Une dame de grande distinction était venue la veille à mon couvent avec sa fille, qu’elle voulait y mettre en pension jusqu’à son retour d’un voyage qu’elle allait faire en Angleterre, pour y recueillir une succession que lui laissait la mort de sa mère.

Il y avait très peu de temps que le mari de cette dame était mort en France. C’était un seigneur anglais, qu’à l’exemple de beaucoup d’autres, son zèle et sa fidélité pour son roi avaient obligé de sortir de son pays ; et sa veuve, dont le bien avait fait toute sa ressource, partait pour le vendre et pour recueillir cette succession, dont elle voulait se défaire aussi, dans le dessein de revenir en France, où elle avait fixé son séjour.

Elle était donc convenue la veille avec l’abbesse que sa fille entrerait le lendemain dans ce couvent, et elle venait positivement de l’amener, quand nous arrivâmes ; de sorte que nous trouvâmes leur carrosse dans la cour.
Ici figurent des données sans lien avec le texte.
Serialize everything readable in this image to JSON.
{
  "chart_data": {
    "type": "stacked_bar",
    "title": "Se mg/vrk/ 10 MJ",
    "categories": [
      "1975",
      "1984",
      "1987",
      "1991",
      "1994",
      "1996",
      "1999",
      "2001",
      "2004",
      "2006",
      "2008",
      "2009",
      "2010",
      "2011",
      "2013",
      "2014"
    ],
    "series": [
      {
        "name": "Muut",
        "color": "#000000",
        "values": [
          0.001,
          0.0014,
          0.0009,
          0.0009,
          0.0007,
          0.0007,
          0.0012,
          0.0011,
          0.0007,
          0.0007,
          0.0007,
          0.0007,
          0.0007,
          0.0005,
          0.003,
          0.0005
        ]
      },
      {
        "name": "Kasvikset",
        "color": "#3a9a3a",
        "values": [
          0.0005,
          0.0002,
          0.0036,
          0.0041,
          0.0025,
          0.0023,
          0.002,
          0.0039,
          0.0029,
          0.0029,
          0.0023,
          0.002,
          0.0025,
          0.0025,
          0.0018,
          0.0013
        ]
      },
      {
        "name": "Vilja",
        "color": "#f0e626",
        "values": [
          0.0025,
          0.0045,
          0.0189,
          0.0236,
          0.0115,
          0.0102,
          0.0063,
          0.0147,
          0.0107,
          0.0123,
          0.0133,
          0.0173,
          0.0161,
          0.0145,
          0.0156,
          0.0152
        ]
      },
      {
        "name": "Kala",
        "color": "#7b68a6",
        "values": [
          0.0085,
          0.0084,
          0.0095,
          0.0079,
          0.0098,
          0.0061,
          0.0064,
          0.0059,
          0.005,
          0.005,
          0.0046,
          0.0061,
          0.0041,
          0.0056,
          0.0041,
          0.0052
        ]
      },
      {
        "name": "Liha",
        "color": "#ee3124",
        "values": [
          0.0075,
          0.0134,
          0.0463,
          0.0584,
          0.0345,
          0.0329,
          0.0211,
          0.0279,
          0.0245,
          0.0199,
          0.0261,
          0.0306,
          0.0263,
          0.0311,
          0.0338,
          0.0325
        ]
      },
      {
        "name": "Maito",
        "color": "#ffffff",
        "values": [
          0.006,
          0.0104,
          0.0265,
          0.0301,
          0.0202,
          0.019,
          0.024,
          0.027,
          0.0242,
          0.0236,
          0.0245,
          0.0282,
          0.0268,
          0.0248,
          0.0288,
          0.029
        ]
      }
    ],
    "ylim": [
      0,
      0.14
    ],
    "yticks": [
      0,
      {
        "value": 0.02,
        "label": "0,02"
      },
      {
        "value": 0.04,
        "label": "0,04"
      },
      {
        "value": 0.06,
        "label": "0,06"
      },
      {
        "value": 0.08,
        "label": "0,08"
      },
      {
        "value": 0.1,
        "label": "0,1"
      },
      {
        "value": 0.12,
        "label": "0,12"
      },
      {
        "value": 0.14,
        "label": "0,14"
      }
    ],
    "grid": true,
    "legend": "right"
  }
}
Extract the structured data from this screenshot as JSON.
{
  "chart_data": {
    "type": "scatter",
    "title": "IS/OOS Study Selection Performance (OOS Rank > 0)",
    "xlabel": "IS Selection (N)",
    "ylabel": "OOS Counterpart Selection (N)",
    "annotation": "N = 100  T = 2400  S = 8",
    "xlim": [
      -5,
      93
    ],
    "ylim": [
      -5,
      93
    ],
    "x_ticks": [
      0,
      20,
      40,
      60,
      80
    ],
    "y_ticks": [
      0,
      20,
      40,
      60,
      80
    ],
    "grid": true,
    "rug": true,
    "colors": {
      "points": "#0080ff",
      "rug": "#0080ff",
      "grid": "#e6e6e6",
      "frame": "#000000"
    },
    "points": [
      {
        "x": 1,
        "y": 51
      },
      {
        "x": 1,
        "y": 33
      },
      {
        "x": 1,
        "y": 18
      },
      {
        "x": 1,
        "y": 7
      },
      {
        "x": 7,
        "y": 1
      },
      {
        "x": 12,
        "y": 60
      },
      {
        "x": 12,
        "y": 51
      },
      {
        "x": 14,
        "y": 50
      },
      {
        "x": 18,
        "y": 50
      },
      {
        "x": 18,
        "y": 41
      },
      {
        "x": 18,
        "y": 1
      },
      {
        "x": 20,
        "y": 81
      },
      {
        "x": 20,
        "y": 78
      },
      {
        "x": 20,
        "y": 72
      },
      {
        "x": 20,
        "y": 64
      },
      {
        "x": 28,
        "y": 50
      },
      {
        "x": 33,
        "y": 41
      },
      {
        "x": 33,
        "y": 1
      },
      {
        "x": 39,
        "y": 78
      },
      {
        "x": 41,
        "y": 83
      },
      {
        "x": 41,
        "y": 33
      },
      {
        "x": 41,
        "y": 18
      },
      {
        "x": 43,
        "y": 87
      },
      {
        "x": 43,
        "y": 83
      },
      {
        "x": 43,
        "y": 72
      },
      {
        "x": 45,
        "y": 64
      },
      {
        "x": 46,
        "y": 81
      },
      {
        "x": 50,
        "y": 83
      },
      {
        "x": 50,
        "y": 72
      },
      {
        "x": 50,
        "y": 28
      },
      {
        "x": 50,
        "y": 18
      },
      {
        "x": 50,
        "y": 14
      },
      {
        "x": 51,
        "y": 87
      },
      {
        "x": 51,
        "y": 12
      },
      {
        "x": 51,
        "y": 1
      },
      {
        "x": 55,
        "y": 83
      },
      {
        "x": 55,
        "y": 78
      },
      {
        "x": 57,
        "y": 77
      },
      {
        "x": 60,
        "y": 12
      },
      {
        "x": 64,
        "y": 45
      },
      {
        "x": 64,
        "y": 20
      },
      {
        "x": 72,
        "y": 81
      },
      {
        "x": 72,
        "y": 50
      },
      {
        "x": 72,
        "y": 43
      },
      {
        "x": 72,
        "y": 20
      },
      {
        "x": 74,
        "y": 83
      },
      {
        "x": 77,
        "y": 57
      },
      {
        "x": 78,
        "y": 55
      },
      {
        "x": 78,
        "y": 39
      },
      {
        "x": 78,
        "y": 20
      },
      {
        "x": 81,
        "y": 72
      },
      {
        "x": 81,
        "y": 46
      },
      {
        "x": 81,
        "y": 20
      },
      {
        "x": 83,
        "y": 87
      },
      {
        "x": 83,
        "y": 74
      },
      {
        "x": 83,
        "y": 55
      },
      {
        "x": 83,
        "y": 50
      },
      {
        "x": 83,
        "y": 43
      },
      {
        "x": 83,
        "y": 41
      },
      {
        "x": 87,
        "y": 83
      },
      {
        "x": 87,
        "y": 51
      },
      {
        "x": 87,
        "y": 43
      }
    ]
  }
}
À peine sortions-nous du nôtre, que nous vîmes ces deux dames descendre d’un parloir, d’où elles venaient d’avoir un moment d’entretien avec l’abbesse.

On ouvrait déjà la porte du couvent pour recevoir la fille, qui, jetant les yeux sur cette porte ouverte et sur quelques religieuses qui l’attendaient, regarda ensuite sa mère qui pleurait, et tomba tout à coup évanouie entre ses bras.